The 14 variation effect types are: Chorus, '2 types', flanger, symphonic, phaser, auto pan, rotary speaker, pitch change, aural exciter, compressor, wah, distortion, overdrive and amp simulator.
The five delay effect types are: Delay left-centre-right (LCR), delay left-right (LR), echo, cross delay and tempo delay, which automatically matches the delay time to the current tempo setting. The eight reverb effect types include three types of hall reverb, two types each of room and stage reverb, and a plate reverb.

The voice signal initially passes through the variation and EQ sections in series, then on to the delay and reverb sections. The delay and reverb sections can be configured to operate in either series or parallel. Individual effects sections (variation, delay, reverb) or all effects, excluding the EQ, can be bypassed at will. Additionally, realtime controllers can be designated to control specific effect parameters.

==Control synthesizer==
As well as promoting its "Analog Physical Modelling", Yamaha referred to the AN1x as a "control synthesizer", in a similar vein to the CS1x and CS2x. This is due to each voice patch in the AN1x having 20 "control sets", which utilise assignments of the user-adjustable controls and MIDI control change messages to a number of numerical parameters within the sound engine.

The user controls include: Keyboard pitch, velocity and channel aftertouch, a modulation wheel, a pressure-sensitive (X-axis,Z-axis) ribbon controller, two expression pedal input sockets, a footswitch input socket, and eight assignable parameter control knobs. The underlying philosophy of this arrangement is that the user doesn't have to alter the actual sound editing parameters whilst playing, instead using the assignable real-time controls mentioned above.

The physical keyboard action includes velocity, aftertouch, and portamento.

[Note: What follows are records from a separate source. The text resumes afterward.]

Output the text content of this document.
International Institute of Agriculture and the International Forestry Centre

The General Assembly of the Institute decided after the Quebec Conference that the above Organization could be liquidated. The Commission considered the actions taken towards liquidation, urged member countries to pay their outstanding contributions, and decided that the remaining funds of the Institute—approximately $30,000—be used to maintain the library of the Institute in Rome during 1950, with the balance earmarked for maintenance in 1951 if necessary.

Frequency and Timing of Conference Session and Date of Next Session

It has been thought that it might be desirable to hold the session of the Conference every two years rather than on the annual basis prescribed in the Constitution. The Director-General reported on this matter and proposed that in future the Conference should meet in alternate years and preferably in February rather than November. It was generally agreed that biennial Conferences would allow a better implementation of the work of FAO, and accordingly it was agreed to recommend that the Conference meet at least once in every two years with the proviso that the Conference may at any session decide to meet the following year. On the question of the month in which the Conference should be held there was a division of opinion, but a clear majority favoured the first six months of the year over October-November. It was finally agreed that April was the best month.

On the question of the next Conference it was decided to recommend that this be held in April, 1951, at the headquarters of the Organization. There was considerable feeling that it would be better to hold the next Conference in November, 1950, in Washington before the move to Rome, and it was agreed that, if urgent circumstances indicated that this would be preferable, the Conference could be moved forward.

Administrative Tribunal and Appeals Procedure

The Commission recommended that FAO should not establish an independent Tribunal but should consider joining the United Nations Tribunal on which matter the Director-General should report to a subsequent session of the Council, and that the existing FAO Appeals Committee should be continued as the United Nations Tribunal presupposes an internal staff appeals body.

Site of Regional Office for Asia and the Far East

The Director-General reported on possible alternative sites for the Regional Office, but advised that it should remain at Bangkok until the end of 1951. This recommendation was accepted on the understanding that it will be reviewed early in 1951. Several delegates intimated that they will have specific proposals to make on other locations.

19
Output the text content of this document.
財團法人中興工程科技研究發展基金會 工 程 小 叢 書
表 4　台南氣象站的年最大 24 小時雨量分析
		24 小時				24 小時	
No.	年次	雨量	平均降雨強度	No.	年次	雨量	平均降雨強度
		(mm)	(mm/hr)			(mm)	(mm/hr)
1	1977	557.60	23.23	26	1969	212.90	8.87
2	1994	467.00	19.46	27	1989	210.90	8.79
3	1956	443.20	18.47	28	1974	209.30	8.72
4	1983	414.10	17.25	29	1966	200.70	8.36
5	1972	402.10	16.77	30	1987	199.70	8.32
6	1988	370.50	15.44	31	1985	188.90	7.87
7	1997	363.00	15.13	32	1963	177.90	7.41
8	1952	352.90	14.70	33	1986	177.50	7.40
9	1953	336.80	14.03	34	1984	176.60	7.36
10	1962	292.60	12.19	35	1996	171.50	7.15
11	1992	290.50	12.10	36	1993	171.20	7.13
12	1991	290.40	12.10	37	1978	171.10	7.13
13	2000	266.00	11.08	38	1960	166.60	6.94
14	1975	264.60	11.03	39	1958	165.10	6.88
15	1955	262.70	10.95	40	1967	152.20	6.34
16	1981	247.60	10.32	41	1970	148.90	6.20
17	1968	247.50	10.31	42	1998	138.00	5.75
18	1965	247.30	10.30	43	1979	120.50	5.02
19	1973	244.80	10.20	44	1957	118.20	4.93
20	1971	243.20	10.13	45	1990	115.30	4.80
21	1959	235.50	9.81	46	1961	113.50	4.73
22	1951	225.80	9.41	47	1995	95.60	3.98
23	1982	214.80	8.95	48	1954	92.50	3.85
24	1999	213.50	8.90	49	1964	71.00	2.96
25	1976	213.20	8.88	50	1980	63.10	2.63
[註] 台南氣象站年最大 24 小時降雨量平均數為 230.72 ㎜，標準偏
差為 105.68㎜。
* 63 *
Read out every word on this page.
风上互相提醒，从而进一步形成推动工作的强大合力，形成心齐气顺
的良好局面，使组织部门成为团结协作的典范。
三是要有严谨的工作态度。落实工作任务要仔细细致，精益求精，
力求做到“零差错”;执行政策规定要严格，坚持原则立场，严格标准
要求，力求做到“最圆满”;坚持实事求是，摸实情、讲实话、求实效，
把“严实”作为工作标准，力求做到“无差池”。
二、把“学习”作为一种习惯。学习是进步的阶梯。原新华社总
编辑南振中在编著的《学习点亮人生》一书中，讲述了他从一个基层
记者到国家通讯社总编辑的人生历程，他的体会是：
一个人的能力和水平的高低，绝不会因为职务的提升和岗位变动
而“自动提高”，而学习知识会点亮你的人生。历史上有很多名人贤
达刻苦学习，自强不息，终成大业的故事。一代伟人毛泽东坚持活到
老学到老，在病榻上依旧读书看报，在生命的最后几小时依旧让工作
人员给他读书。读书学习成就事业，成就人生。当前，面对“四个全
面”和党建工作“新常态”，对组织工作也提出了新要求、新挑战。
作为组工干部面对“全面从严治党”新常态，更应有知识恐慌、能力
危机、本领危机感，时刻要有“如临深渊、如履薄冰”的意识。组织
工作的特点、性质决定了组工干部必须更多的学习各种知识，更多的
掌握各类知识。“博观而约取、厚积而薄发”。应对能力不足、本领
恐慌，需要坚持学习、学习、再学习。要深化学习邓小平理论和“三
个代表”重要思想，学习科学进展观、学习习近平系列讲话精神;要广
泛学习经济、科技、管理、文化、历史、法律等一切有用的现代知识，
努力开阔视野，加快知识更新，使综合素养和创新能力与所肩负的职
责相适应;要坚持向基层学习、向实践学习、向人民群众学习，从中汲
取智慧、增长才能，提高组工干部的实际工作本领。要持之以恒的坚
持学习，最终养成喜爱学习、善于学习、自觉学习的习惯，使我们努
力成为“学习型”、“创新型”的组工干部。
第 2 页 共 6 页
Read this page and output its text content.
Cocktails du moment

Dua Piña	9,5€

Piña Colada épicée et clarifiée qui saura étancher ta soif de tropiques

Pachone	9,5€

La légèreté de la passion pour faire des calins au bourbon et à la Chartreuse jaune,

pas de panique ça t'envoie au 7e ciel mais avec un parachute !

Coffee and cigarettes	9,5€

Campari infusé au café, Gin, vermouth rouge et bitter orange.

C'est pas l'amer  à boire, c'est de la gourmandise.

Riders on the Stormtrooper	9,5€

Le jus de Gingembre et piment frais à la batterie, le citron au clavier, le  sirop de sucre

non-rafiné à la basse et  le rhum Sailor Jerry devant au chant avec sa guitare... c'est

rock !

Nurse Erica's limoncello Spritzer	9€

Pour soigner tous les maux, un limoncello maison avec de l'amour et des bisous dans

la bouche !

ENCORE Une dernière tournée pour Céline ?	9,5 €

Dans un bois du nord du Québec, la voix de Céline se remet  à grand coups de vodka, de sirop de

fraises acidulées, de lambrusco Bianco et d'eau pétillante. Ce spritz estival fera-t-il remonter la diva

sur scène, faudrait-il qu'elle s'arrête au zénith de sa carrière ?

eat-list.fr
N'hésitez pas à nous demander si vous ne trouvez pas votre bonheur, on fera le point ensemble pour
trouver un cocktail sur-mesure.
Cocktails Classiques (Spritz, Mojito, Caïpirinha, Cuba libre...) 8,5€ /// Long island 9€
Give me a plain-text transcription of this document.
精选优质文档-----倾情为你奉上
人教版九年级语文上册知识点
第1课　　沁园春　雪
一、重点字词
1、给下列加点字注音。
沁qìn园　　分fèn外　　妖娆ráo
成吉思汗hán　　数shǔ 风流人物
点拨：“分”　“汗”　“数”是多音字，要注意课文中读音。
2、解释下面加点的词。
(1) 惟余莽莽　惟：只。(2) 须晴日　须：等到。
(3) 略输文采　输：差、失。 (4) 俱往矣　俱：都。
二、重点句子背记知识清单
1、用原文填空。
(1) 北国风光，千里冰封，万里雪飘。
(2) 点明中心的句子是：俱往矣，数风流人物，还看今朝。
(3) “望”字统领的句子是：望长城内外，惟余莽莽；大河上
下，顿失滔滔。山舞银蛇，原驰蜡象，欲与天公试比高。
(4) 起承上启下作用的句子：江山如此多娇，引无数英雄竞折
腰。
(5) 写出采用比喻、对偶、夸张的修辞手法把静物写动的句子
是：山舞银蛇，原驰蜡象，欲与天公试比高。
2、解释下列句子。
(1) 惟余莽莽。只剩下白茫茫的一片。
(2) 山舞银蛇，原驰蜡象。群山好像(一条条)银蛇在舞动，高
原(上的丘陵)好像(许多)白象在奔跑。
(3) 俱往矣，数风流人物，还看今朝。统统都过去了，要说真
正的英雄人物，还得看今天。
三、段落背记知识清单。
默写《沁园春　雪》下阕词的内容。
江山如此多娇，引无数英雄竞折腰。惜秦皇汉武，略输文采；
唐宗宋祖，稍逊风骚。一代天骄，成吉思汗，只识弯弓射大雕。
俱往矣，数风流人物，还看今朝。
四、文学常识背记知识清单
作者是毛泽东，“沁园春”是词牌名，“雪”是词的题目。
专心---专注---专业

The X-Z ribbon controller, responds to horizontal sweeps and pressure. The eight realtime control knobs can also be pressed to display their current parameter values. Each knob and controller can have multiple parameters assigned to them.

==Controller resolution==
Being a first-generation virtual analog synthesizer, the AN1x's controller resolution responds by default to 128 increments from its built in controllers. Consequently, the user will sometimes hear slight but distinct stepping of the filter, especially when more pronounced resonance is used. However, there are several workarounds: The first is to press the control knobs while rotating them to access smoother increments, but over a narrower frequency range. The second method involves the use of a MIDI controller or synthesizer, whose controllers generate higher resolution data values. The AN1x responds to this due to its mature MIDI implementation and NRPN recognition. The result being a smoothing out of the filter sweep, therefore giving a more authentic analog feel.

==Physical characteristics==
The keyboard's main housing is made of ABS plastic, and the chassis base is metal. There is also an internal metal subframe. Dimensions: 986 mm (W) × 285 mm (D) × 103 mm (H). Weight: 7.5 kg.

==Reception and usage==
Though containing more features than its contemporaries, the control interface of the AN1x initially proved frustrating for some users, due to its programming being matrix-based rather than one control per parameter like the Roland JP-8000. To counter these early misgivings, a sound set was released by Yamaha UK, called the London sound set, which contained clones of some of the JP-8000 presets. This helped to demonstrate the sound capabilities of the AN1x.

In 2000, Yamaha used the AN1x synthesis architecture to produce the PLG150-AN plugin board for the CS6x. The following year, Yamaha followed the AN1x with the AN200, a groovebox-type desktop sound module.

The AN1x has been used by numerous artists, including: Jean Michel Jarre, Psyclon Nine, History Of Guns, Velvet Acid Christ, Nine Inch Nails, Nitin Sawhney, Phish, Igor Khoroshev of YES, Steve Hillier of Dubstar, Jacob Thiele of The Faint, 808 State, Antti Pouta of Pariisin Kevät, Above & Beyond, Jesper Anderberg of The Sounds, and Boards of Canada.